All the while, the country’s economy tumbled. In June, inflation soared above 5 per cent – the highest in Latin America – with the annual rate expected to reach a three-decade high of almost 24 per cent. Meanwhile, a drop in natural gas production (one of Bolivia’s main exports) and dwindling US dollar reserves sparked a nationwide fuel crisis, with drivers queueing for as long as two days for petrol. Little wonder that by the time voters went to the polls on 17 August, their verdict was clear: they had Moved Toward Socialism, and socialism had failed.
Only it wasn’t so straightforward. Because, for the first time in Bolivian history, no candidate won a clear majority. Instead it was whittled down to Paz (who won 32 per cent of the vote) and Quiroga (27 per cent) who will face off at the ballot box again today. (The candidate for MAS, meanwhile, barely scraped 3 per cent).
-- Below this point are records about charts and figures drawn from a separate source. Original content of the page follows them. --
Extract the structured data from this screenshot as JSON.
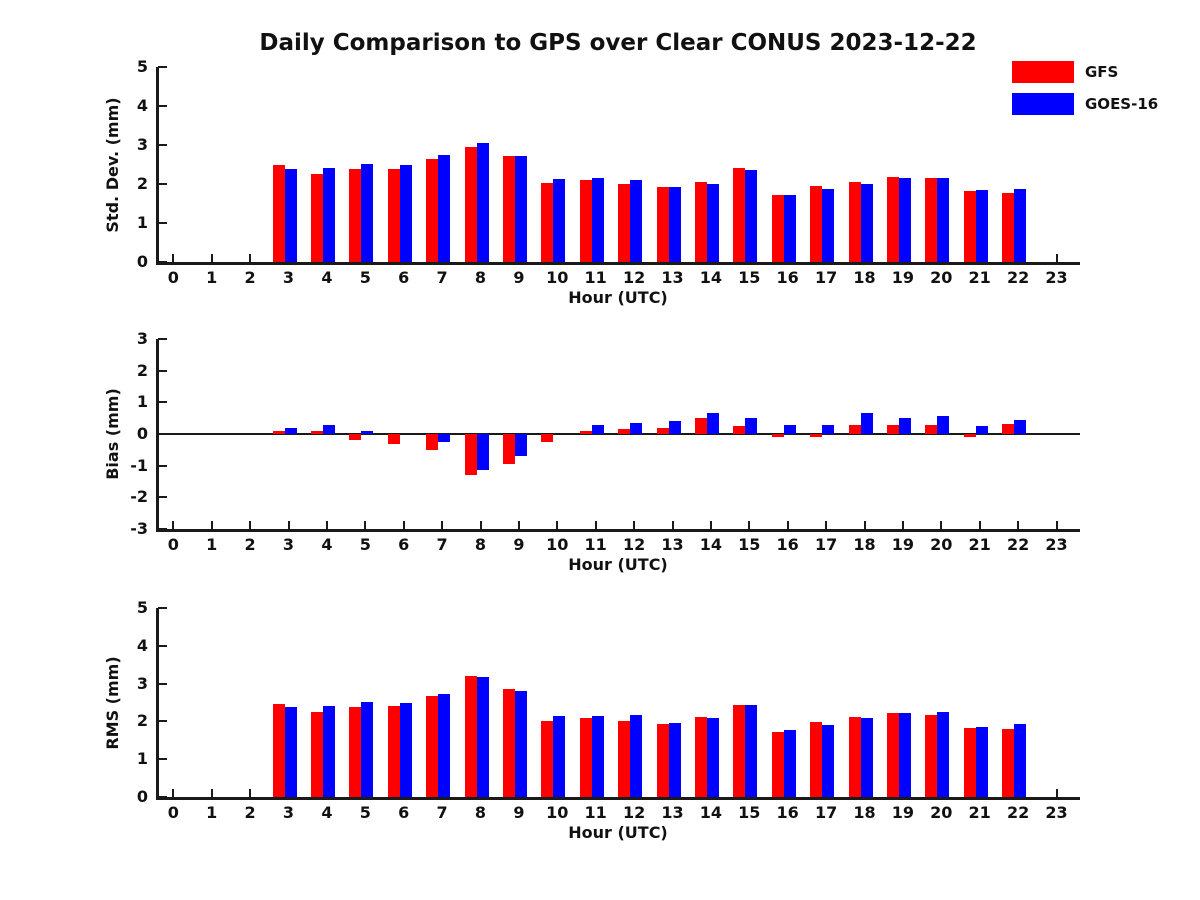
{
  "title": "Daily Comparison to GPS over Clear CONUS 2023-12-22",
  "legend": {
    "items": [
      {
        "label": "GFS",
        "color": "#ff0000"
      },
      {
        "label": "GOES-16",
        "color": "#0000ff"
      }
    ]
  },
  "colors": {
    "gfs": "#ff0000",
    "goes16": "#0000ff",
    "axis": "#1a1a1a",
    "background": "#ffffff"
  },
  "chart_data": [
    {
      "type": "bar",
      "panel": "std-dev",
      "ylabel": "Std. Dev. (mm)",
      "xlabel": "Hour (UTC)",
      "ylim": [
        0,
        5
      ],
      "yticks": [
        0,
        1,
        2,
        3,
        4,
        5
      ],
      "grid": false,
      "legend_position": "upper-right-outside",
      "categories": [
        0,
        1,
        2,
        3,
        4,
        5,
        6,
        7,
        8,
        9,
        10,
        11,
        12,
        13,
        14,
        15,
        16,
        17,
        18,
        19,
        20,
        21,
        22,
        23
      ],
      "series": [
        {
          "name": "GFS",
          "color": "#ff0000",
          "values": [
            null,
            null,
            null,
            2.49,
            2.26,
            2.38,
            2.39,
            2.65,
            2.96,
            2.72,
            2.03,
            2.1,
            2.0,
            1.92,
            2.05,
            2.42,
            1.71,
            1.96,
            2.06,
            2.19,
            2.15,
            1.82,
            1.78,
            null
          ]
        },
        {
          "name": "GOES-16",
          "color": "#0000ff",
          "values": [
            null,
            null,
            null,
            2.38,
            2.41,
            2.52,
            2.49,
            2.75,
            3.04,
            2.72,
            2.14,
            2.15,
            2.11,
            1.92,
            2.0,
            2.37,
            1.71,
            1.86,
            2.0,
            2.15,
            2.15,
            1.84,
            1.86,
            null
          ]
        }
      ]
    },
    {
      "type": "bar",
      "panel": "bias",
      "ylabel": "Bias (mm)",
      "xlabel": "Hour (UTC)",
      "ylim": [
        -3,
        3
      ],
      "yticks": [
        -3,
        -2,
        -1,
        0,
        1,
        2,
        3
      ],
      "zero_line": true,
      "grid": false,
      "categories": [
        0,
        1,
        2,
        3,
        4,
        5,
        6,
        7,
        8,
        9,
        10,
        11,
        12,
        13,
        14,
        15,
        16,
        17,
        18,
        19,
        20,
        21,
        22,
        23
      ],
      "series": [
        {
          "name": "GFS",
          "color": "#ff0000",
          "values": [
            null,
            null,
            null,
            0.1,
            0.1,
            -0.2,
            -0.3,
            -0.5,
            -1.3,
            -0.95,
            -0.25,
            0.1,
            0.15,
            0.2,
            0.5,
            0.25,
            -0.1,
            -0.1,
            0.3,
            0.28,
            0.3,
            -0.08,
            0.32,
            null
          ]
        },
        {
          "name": "GOES-16",
          "color": "#0000ff",
          "values": [
            null,
            null,
            null,
            0.2,
            0.3,
            0.1,
            0.0,
            -0.25,
            -1.15,
            -0.7,
            0.0,
            0.3,
            0.35,
            0.4,
            0.65,
            0.5,
            0.3,
            0.28,
            0.65,
            0.5,
            0.58,
            0.25,
            0.45,
            null
          ]
        }
      ]
    },
    {
      "type": "bar",
      "panel": "rms",
      "ylabel": "RMS (mm)",
      "xlabel": "Hour (UTC)",
      "ylim": [
        0,
        5
      ],
      "yticks": [
        0,
        1,
        2,
        3,
        4,
        5
      ],
      "grid": false,
      "categories": [
        0,
        1,
        2,
        3,
        4,
        5,
        6,
        7,
        8,
        9,
        10,
        11,
        12,
        13,
        14,
        15,
        16,
        17,
        18,
        19,
        20,
        21,
        22,
        23
      ],
      "series": [
        {
          "name": "GFS",
          "color": "#ff0000",
          "values": [
            null,
            null,
            null,
            2.47,
            2.26,
            2.39,
            2.4,
            2.67,
            3.21,
            2.87,
            2.02,
            2.1,
            2.02,
            1.93,
            2.12,
            2.44,
            1.72,
            1.98,
            2.11,
            2.21,
            2.16,
            1.83,
            1.8,
            null
          ]
        },
        {
          "name": "GOES-16",
          "color": "#0000ff",
          "values": [
            null,
            null,
            null,
            2.39,
            2.41,
            2.52,
            2.5,
            2.73,
            3.18,
            2.8,
            2.15,
            2.15,
            2.16,
            1.96,
            2.08,
            2.43,
            1.76,
            1.91,
            2.08,
            2.21,
            2.25,
            1.86,
            1.93,
            null
          ]
        }
      ]
    }
  ]
}
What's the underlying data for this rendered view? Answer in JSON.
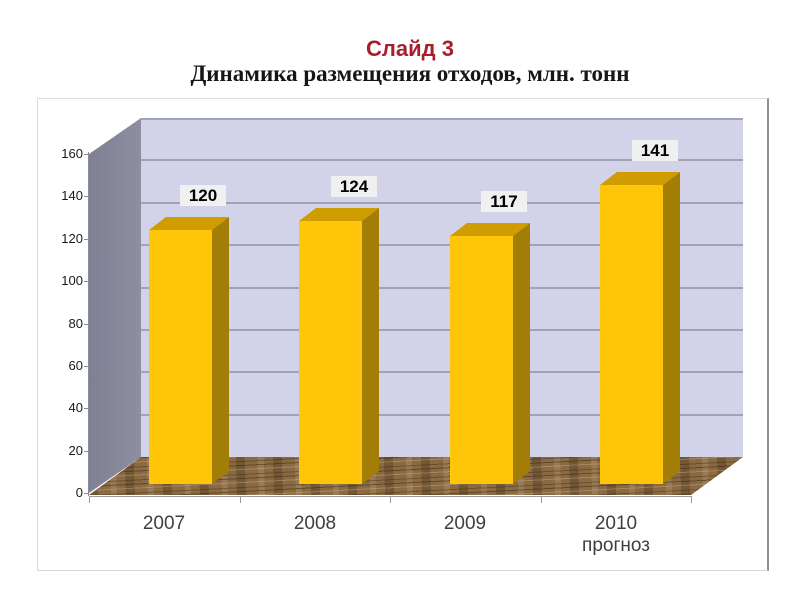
{
  "slide": {
    "title": "Слайд 3",
    "subtitle": "Динамика размещения отходов, млн. тонн"
  },
  "chart_data": {
    "type": "bar",
    "projection": "3d",
    "title": "Динамика размещения отходов, млн. тонн",
    "unit": "млн. тонн",
    "categories": [
      {
        "label": "2007"
      },
      {
        "label": "2008"
      },
      {
        "label": "2009"
      },
      {
        "label": "2010",
        "label2": "прогноз"
      }
    ],
    "values": [
      120,
      124,
      117,
      141
    ],
    "ylim": [
      0,
      160
    ],
    "yticks": [
      0,
      20,
      40,
      60,
      80,
      100,
      120,
      140,
      160
    ],
    "grid": true,
    "legend": "none",
    "data_labels": true,
    "colors": {
      "title_accent": "#A81E2C",
      "bar_front": "#FFC609",
      "bar_top": "#D09D00",
      "bar_side": "#A37E06",
      "wall_back": "#D2D2E8",
      "wall_side": "#87879A",
      "gridline": "#A2A2B4",
      "floor_base": "#8A6A42",
      "floor_dark": "#5F432A",
      "floor_light": "#A98C60",
      "value_label_bg": "#F0F0F0"
    }
  }
}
Paz, of course, is the surprise frontrunner, having polled at less than 10 per cent before August’s election. A Christian democrat who claims to have lived in ten countries, the 58-year-old has campaigned on a platform of ‘capitalism for all’ – rejecting the idea of an International Monetary Fund bailout and touting tax breaks to stimulate the economy instead. Meanwhile, the more right-wing Quiroga, who briefly served as president in 2001, has called for drastic spending cuts, an IMF bailout and privatisation of state-run firms.
Two possible victors, not so alike in ideology, united in two aims: to unpick the socioeconomic legacy of the past two decades and to move away from Bolivia’s traditional allies, Venezuela and China, into the anti-socialist orbit of the US. As Latin America expert Leonardo Coutinho told Spectator World, both Paz and Quiroga offer Donald Trump a golden opportunity to ‘support Bolivia in a process of institutional reconstruction’. Given the US President’s close relationship with his chainsaw-wielding counterpart in Argentina, Javier Milei, the chance to forge another alliance with the resource-rich Bolivia is likely to appeal.
Meanwhile the rest of the region watches and waits. With upcoming elections threatening to haemorrhage left-wing bases in Chile, Colombia, Peru and others, the ripples of the blue wave may bubble into a flood. Whether it can wash away the detritus from 20 years of socialism, though, will be Bolivia’s greatest test yet.